Even when President Obama is on vacation in Martha's Vineyard, he still has to attend to the duties of the Oval Office. Lawrence Knutson, author of "Away from the White House: Presidential Escapes, Retreats, and Vacations," gives a look back at the origin of presidential vacations and the criticism that accompanies them. (Jayne W. Orenstein/The Washington Post)

When President Obama emerged after a night of dancing, surf and turf, and partying in Martha’s Vineyard to address rioting and aggressive displays of police behavior in Ferguson, Mo., he said there is no “excuse for violence against police.” But, he added, “there’s also no excuse for police to use excessive force against peaceful protests.”

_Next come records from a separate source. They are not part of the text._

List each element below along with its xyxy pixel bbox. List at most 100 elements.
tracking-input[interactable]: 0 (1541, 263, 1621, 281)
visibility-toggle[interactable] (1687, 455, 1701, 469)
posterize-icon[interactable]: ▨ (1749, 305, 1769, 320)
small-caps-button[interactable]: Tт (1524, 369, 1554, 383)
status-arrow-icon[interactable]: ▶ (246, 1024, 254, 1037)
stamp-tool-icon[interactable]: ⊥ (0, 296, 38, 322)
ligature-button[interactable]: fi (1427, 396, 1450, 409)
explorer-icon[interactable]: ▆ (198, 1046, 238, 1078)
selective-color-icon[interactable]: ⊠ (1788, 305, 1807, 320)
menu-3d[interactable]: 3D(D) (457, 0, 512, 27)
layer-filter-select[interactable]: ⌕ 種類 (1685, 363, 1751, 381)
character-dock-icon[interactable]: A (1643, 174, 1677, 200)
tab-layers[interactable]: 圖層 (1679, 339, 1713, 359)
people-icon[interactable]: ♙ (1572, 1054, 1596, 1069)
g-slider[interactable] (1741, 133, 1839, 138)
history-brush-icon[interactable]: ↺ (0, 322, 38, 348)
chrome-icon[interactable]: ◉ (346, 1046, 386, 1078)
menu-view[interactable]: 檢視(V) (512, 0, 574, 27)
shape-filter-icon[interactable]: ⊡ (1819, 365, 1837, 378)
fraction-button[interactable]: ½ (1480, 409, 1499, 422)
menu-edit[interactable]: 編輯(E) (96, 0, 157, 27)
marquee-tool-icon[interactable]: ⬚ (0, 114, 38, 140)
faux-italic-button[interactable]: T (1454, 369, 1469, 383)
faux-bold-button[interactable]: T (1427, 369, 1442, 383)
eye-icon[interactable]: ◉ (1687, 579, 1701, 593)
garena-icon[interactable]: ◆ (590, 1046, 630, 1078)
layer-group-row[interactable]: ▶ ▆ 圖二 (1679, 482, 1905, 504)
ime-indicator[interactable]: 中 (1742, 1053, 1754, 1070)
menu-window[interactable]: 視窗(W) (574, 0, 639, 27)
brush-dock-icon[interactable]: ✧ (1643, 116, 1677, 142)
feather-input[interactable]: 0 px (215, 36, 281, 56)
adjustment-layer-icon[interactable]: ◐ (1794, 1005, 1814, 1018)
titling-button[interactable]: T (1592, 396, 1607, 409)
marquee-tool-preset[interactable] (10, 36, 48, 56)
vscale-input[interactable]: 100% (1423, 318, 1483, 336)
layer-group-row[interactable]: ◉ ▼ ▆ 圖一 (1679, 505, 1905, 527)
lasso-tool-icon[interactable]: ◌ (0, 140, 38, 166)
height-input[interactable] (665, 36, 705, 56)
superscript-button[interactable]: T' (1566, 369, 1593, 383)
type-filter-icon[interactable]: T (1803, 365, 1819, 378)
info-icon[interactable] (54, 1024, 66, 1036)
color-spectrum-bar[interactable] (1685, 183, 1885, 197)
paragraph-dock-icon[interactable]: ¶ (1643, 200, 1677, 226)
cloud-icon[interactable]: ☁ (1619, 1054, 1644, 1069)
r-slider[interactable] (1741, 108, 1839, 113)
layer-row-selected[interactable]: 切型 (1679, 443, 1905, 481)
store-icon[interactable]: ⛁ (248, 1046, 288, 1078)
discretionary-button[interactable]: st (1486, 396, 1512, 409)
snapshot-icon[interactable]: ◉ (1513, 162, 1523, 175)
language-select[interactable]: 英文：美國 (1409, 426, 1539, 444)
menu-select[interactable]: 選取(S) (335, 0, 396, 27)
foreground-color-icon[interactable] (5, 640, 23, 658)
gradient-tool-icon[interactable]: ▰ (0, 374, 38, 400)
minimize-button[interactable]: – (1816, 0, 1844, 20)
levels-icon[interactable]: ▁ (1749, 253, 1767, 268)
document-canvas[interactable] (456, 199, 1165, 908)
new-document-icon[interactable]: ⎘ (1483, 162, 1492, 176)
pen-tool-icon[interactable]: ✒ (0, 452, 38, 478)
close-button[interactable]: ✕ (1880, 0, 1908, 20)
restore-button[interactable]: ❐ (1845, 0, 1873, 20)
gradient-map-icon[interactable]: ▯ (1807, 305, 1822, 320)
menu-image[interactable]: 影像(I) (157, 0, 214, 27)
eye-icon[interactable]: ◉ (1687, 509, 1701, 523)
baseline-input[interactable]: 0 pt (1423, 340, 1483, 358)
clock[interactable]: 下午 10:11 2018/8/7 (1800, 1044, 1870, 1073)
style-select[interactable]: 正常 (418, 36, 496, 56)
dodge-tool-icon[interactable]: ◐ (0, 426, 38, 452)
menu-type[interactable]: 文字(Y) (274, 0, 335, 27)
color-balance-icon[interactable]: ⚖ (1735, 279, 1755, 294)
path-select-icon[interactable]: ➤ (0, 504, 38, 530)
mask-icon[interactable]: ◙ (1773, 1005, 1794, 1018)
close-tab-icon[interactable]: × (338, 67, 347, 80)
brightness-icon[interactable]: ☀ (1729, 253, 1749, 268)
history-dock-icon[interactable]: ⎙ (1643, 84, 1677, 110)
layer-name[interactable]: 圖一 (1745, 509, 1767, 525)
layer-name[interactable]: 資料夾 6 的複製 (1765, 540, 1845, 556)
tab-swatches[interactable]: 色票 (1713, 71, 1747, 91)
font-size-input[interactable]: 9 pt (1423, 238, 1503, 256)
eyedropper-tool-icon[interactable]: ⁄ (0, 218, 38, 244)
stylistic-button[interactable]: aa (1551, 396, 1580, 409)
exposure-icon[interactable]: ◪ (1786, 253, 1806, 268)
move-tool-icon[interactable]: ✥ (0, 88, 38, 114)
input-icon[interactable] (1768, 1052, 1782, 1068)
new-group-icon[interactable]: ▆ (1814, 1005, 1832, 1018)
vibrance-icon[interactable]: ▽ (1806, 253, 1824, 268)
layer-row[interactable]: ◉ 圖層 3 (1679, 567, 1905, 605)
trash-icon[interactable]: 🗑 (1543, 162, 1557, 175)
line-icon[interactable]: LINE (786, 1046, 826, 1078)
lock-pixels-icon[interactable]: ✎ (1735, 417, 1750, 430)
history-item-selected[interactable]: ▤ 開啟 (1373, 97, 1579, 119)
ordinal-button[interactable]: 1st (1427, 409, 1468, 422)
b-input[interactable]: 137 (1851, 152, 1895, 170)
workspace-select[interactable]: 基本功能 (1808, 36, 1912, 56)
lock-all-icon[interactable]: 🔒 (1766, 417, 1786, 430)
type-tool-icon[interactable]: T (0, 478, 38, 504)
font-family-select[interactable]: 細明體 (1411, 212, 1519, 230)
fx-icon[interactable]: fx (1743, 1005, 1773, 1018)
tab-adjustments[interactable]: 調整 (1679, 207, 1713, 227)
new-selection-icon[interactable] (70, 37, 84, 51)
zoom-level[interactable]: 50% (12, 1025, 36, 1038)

That was enough to anger a group representing police across the country, which argued that Obama ought not weigh in on how the authorities are carrying out their legal duties more than a thousand miles away.

“I would contend that discussing police tactics from Martha’s Vineyard is not helpful to ultimately calming the situation,” Fraternal Order of Police executive director Jim Pasco told the Capitol Hill publication The Hill.

Pasco’s office said he would not be commenting further. But his criticism highlighted both the risks Obama took in weighing in on a criminal justice issued with strong racial overtones — and the tricky optics of doing so while on vacation more than a thousand miles away.

Obama hit the links just four minutes after making his statement Thursday, calling for peace and restraint following the shooting of an unarmed black teen.

During a speech in Massachusetts on Thursday, President Obama addressed the continued protests and clashes in Ferguson, Mo., following the death of 18-year-old Michael Brown. (The Associated Press)

But all year long, he has faced criticism, usually from conservatives, for taking leisure time in the face of crisis. He drank beer and played billiards with the governor of Colorado while dismissing calls to visit children detained at the border. He enjoyed a golfing weekend in California as the Iraqi city of Mosul fell to the terrorist group known as the Islamic State. He opted to continue with a previously planned vacation in Key West, Fla., as Russia annexed Crimea.

Now, he is vacationing in Martha’s Vineyard as crises in Ukraine, Gaza, Iraq and Syria all crest anew — and a St. Louis suburb is rocked by violent clashes between police and protesters.

Obama isn’t the first president to face vacation-linked leadership questions. His predecessor, George W. Bush, drew critiques for spending more than a year of his presidency at his Texas ranch.

White House officials reject that brand of criticism, noting that the president is always on duty, even while he’s away from the Oval Office. They point out that Obama received briefings all week long on the situation in Iraq and the riots in Ferguson.

On Thursday, the president made his first public comment on the situation there other than a written statement earlier in the week. He called for calm and mutual respect. “I know that emotions are raw right now in Ferguson and there are certainly passionate differences about what has happened,” he said.

But with his comment questioning whether the police are using excessive force against protests, Obama stirred passions of his own.

“I think what he has to do as president and as a constitutional lawyer is [to] remember that there is a process in the United States and the process is being followed, for good or for ill, by the police and by the county and by the city and by the prosecutors’ office,” Pasco, the Fraternal Order of Police executive director, told The Hill.

The criticism was reminiscent of an early stumble in Obama’s term, when the president said a Cambridge, Mass., police officer “acted stupidly” when he arrested Harvard professor Henry Louis Gates outside his house. The comment, delivered at a White House news conference, stirred outrage in the law enforcement community.

Obama ultimately was forced to hold a “beer summit” at the White House in order to smooth over relations.

Since that kerfuffle, Obama largely steered clear of issues of race and criminal justice. In his second term, he has more squarely addressed the issues, usually without provoking much criticism. He addressed the nation after the verdict in the trial of George Zimmerman, who was accused of killing Trayvon Martin.

His attorney general, Eric Holder, has usually been the one to weigh more directly into criminal justice issues with strong racial backdrops.

On Thursday, Holder said he was “deeply concerned that the deployment of military equipment and vehicles sends a conflicting message,” questioning the judgment of local authorities. Holder briefed Obama in Martha’s Vineyard.

And indeed, the president has increasingly found support across the aisle. Republican lawmakers also raised concern about the militarization of local police forces.

On policy, Obama and the law enforcement community have often found themselves in step. Police groups backed Obama’s unsuccessful efforts, for example, to tighten gun controls, often standing behind him as the president held events calling on Congress to act.

Police issues, however, haven’t figured prominently during the president’s term, with crime generally low.

But the White House is keenly aware that exactly what the president has to say about law enforcement issues now — and exactly where he chooses to say it — may now be a top target for critics in the days ahead.

Katie Zezima contributed to this story.